I’ll begin by wishing all of the mothers reading this a very happy and blessed Mother’s Day!!
I hope it’s a wonderful day for you, spending it with the blessings we call our children!
Unfortunately, I am spending my Mother’s Day in the hospital in Springfield. For the last week, I have been running a low grade fever and my counts have been low. This is not a good combination, because my ability to fight off infection is very low. The medical term for this is called neutropenia.
On Thursday night, I visited the local ER because my fever got higher than usual. This was indicative of an infection somewhere. Blood cultures were drawn, a chest x-ray done, blood and urine was checked – all came back clear, with cultures needing 48-72 hours to see if any bacteria was to grow. I was sent home a few hours later.
On Friday morning, I drove to town to get a shot of Neupogen, which is a shot that helps boost your white blood cells and neutrophils – the infection fighters of your immune system. Upon returning home, extreme confusion and disorientation set in, causing another visit to the ER. Additional testing was done, all coming back clear – but Springfield felt better if I were admitted through the weekend so they could observe me.
The confusion went away after a few hours and I was admitted to Springfield on Friday night. My husband stuck with me all day on Friday, getting me settled in to my room and then having to return home for work on Saturday. My parents made the trip up, one to stay with me and one to care for Abbie.
And after a few days here, things seem to be on the way up regarding my immune system.
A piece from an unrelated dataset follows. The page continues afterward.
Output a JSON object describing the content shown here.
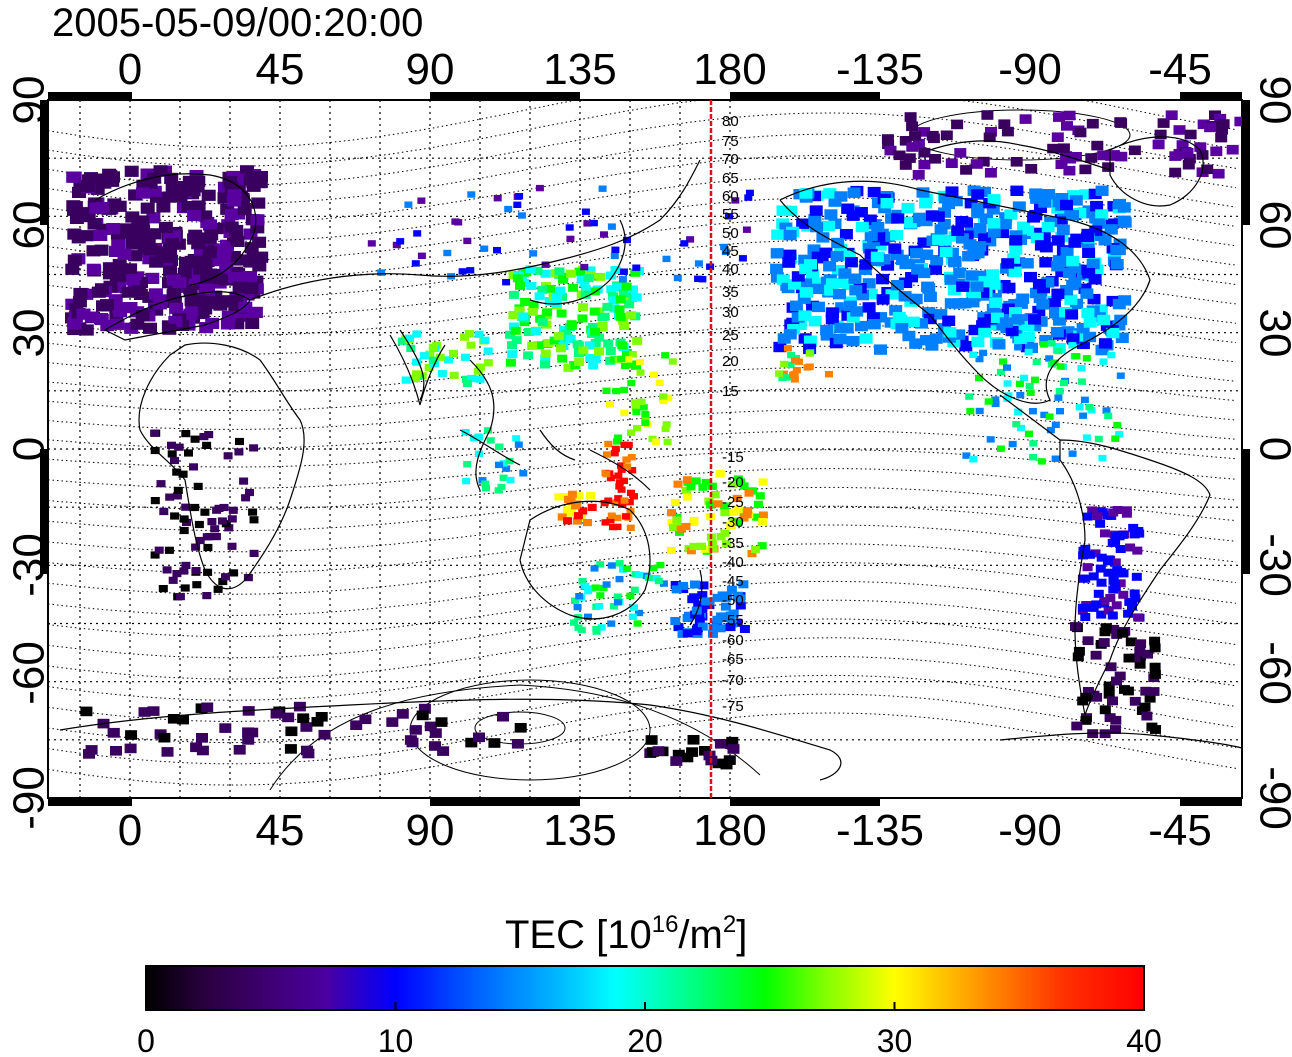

My counts are improving; preliminary culture results are negative; the IV antibiotics they gave me helped my fever. This morning, there was an improvement in the white blood count and neutrophils, so the doctor decided to stop the antibiotics and the Neupogen shot, giving me one more day here in the hospital to see if things stay normal – and a possible discharge tomorrow.
The assumed culprit for all of this is a medicine I’ve been taking called Bactrim. This medicine, ironically, helps to fight off infection, but has the ability to lower your counts. By stopping the medication, they hope to see continued improvement in my blood counts and hopefully finding an alternative medication to replace the Bactrim.
All of this comes one week before I’m supposed to go to Ireland with my siblings. This is a trip that has been being planned for several months, a trip that I’ve had on my bucket list for years. It will also be a celebratory trip for my 30th birthday, which will happen this November. Obviously, no one wants to have health problems arise this close to a big trip, but I’m thankful for the expertise of these doctors and the improvement that we’ve seen over the last 24 hours.
This isn’t how I envisioned my Mother’s Day, but as I’ve said before, I believe everything happens for a reason. I was upset that I couldn’t spend Mother’s Day with my own mother, but this little medical hiccup allowed me to. My daughter is also here in the city and we shared a visit together this morning.
I am also thankful to my mother-in-law, a woman who raised the man who has my heart, and who will also drop everything to help us in a bind, like keeping Abbie on Friday when we learned I was being admitted to Springfield.
Having the support of family is priceless. And I’m one lucky woman to have many that love and care for me.
To those celebrating this special day today, hold your children close and thank God for blessing you as their mother. It’s such a priceless gift.
And a shout out to my sister who celebrates her 28th birthday today!